Hatte der Käufer hingegen von Anfang an nicht die Absicht, den Preis an den Verkäufer zu zahlen und war es sein Ziel, Herrschaft über die Sache zu erlangen und dann unrechtmäßig darüber zu verfügen, so erfüllt er die Tatbestandsmerkmale des Betruges nach Artikel 286 § 1 des Strafgesetzbuches. Der Strafrahmen umfasst eine Freiheitsstrafe von 6 Monaten bis zu 8 Jahren.
Zusammenfassend ist zu beachten, dass der Verkauf einer beweglichen Sache unter Eigentumsvorbehalt - theoretisch vorteilhaft für beide Parteien aufgrund der Sicherung der Ansprüche des Verkäufers und der günstigeren Bedingungen für den Käufer - weitreichende rechtliche Folgen für beide Vertragsparteien haben kann.

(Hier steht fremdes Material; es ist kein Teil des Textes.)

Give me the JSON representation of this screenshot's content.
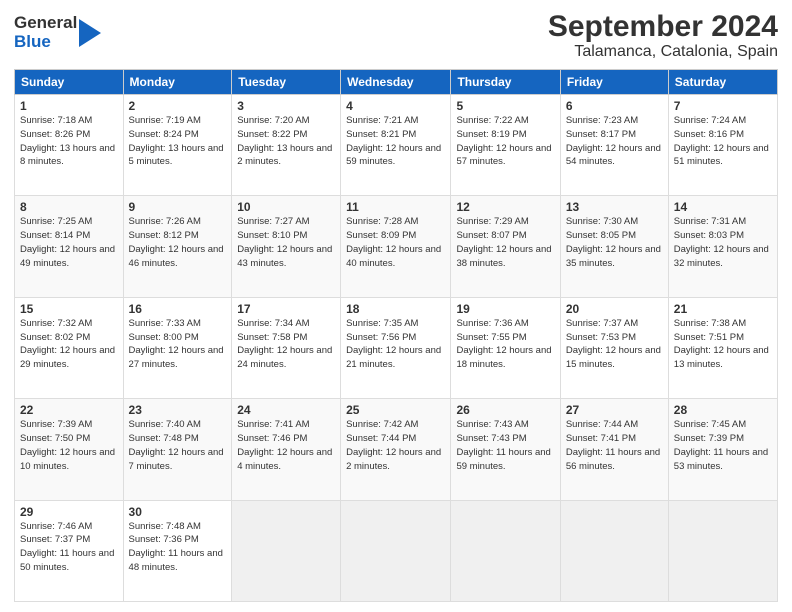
{
  "logo": {
    "general": "General",
    "blue": "Blue"
  },
  "header": {
    "title": "September 2024",
    "subtitle": "Talamanca, Catalonia, Spain"
  },
  "weekdays": [
    "Sunday",
    "Monday",
    "Tuesday",
    "Wednesday",
    "Thursday",
    "Friday",
    "Saturday"
  ],
  "weeks": [
    [
      {
        "day": "1",
        "sunrise": "7:18 AM",
        "sunset": "8:26 PM",
        "daylight": "13 hours and 8 minutes."
      },
      {
        "day": "2",
        "sunrise": "7:19 AM",
        "sunset": "8:24 PM",
        "daylight": "13 hours and 5 minutes."
      },
      {
        "day": "3",
        "sunrise": "7:20 AM",
        "sunset": "8:22 PM",
        "daylight": "13 hours and 2 minutes."
      },
      {
        "day": "4",
        "sunrise": "7:21 AM",
        "sunset": "8:21 PM",
        "daylight": "12 hours and 59 minutes."
      },
      {
        "day": "5",
        "sunrise": "7:22 AM",
        "sunset": "8:19 PM",
        "daylight": "12 hours and 57 minutes."
      },
      {
        "day": "6",
        "sunrise": "7:23 AM",
        "sunset": "8:17 PM",
        "daylight": "12 hours and 54 minutes."
      },
      {
        "day": "7",
        "sunrise": "7:24 AM",
        "sunset": "8:16 PM",
        "daylight": "12 hours and 51 minutes."
      }
    ],
    [
      {
        "day": "8",
        "sunrise": "7:25 AM",
        "sunset": "8:14 PM",
        "daylight": "12 hours and 49 minutes."
      },
      {
        "day": "9",
        "sunrise": "7:26 AM",
        "sunset": "8:12 PM",
        "daylight": "12 hours and 46 minutes."
      },
      {
        "day": "10",
        "sunrise": "7:27 AM",
        "sunset": "8:10 PM",
        "daylight": "12 hours and 43 minutes."
      },
      {
        "day": "11",
        "sunrise": "7:28 AM",
        "sunset": "8:09 PM",
        "daylight": "12 hours and 40 minutes."
      },
      {
        "day": "12",
        "sunrise": "7:29 AM",
        "sunset": "8:07 PM",
        "daylight": "12 hours and 38 minutes."
      },
      {
        "day": "13",
        "sunrise": "7:30 AM",
        "sunset": "8:05 PM",
        "daylight": "12 hours and 35 minutes."
      },
      {
        "day": "14",
        "sunrise": "7:31 AM",
        "sunset": "8:03 PM",
        "daylight": "12 hours and 32 minutes."
      }
    ],
    [
      {
        "day": "15",
        "sunrise": "7:32 AM",
        "sunset": "8:02 PM",
        "daylight": "12 hours and 29 minutes."
      },
      {
        "day": "16",
        "sunrise": "7:33 AM",
        "sunset": "8:00 PM",
        "daylight": "12 hours and 27 minutes."
      },
      {
        "day": "17",
        "sunrise": "7:34 AM",
        "sunset": "7:58 PM",
        "daylight": "12 hours and 24 minutes."
      },
      {
        "day": "18",
        "sunrise": "7:35 AM",
        "sunset": "7:56 PM",
        "daylight": "12 hours and 21 minutes."
      },
      {
        "day": "19",
        "sunrise": "7:36 AM",
        "sunset": "7:55 PM",
        "daylight": "12 hours and 18 minutes."
      },
      {
        "day": "20",
        "sunrise": "7:37 AM",
        "sunset": "7:53 PM",
        "daylight": "12 hours and 15 minutes."
      },
      {
        "day": "21",
        "sunrise": "7:38 AM",
        "sunset": "7:51 PM",
        "daylight": "12 hours and 13 minutes."
      }
    ],
    [
      {
        "day": "22",
        "sunrise": "7:39 AM",
        "sunset": "7:50 PM",
        "daylight": "12 hours and 10 minutes."
      },
      {
        "day": "23",
        "sunrise": "7:40 AM",
        "sunset": "7:48 PM",
        "daylight": "12 hours and 7 minutes."
      },
      {
        "day": "24",
        "sunrise": "7:41 AM",
        "sunset": "7:46 PM",
        "daylight": "12 hours and 4 minutes."
      },
      {
        "day": "25",
        "sunrise": "7:42 AM",
        "sunset": "7:44 PM",
        "daylight": "12 hours and 2 minutes."
      },
      {
        "day": "26",
        "sunrise": "7:43 AM",
        "sunset": "7:43 PM",
        "daylight": "11 hours and 59 minutes."
      },
      {
        "day": "27",
        "sunrise": "7:44 AM",
        "sunset": "7:41 PM",
        "daylight": "11 hours and 56 minutes."
      },
      {
        "day": "28",
        "sunrise": "7:45 AM",
        "sunset": "7:39 PM",
        "daylight": "11 hours and 53 minutes."
      }
    ],
    [
      {
        "day": "29",
        "sunrise": "7:46 AM",
        "sunset": "7:37 PM",
        "daylight": "11 hours and 50 minutes."
      },
      {
        "day": "30",
        "sunrise": "7:48 AM",
        "sunset": "7:36 PM",
        "daylight": "11 hours and 48 minutes."
      },
      null,
      null,
      null,
      null,
      null
    ]
  ]
}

Um Probleme zu vermeiden, sollte der Verkäufer sein Recht sichern, indem er einen Vertrag mit Eigentumsvorbehalt ordnungsgemäß und professionell abschließt. Der Käufer hingegen sollte sich genau über seine Rechte und Pflichten als Besitzer eines noch im fremden Eigentum stehenden Gegenstandes - bis er den vollen Preis bezahlt hat - informieren.
Dieser Beitrag stellt keine Rechtsberatung dar. Der Artikel bezieht sich auf das polnische Recht. Jede Sache hat einen individuellen Charakter und bedarf vorab eine Prüfung des Sachverhalts.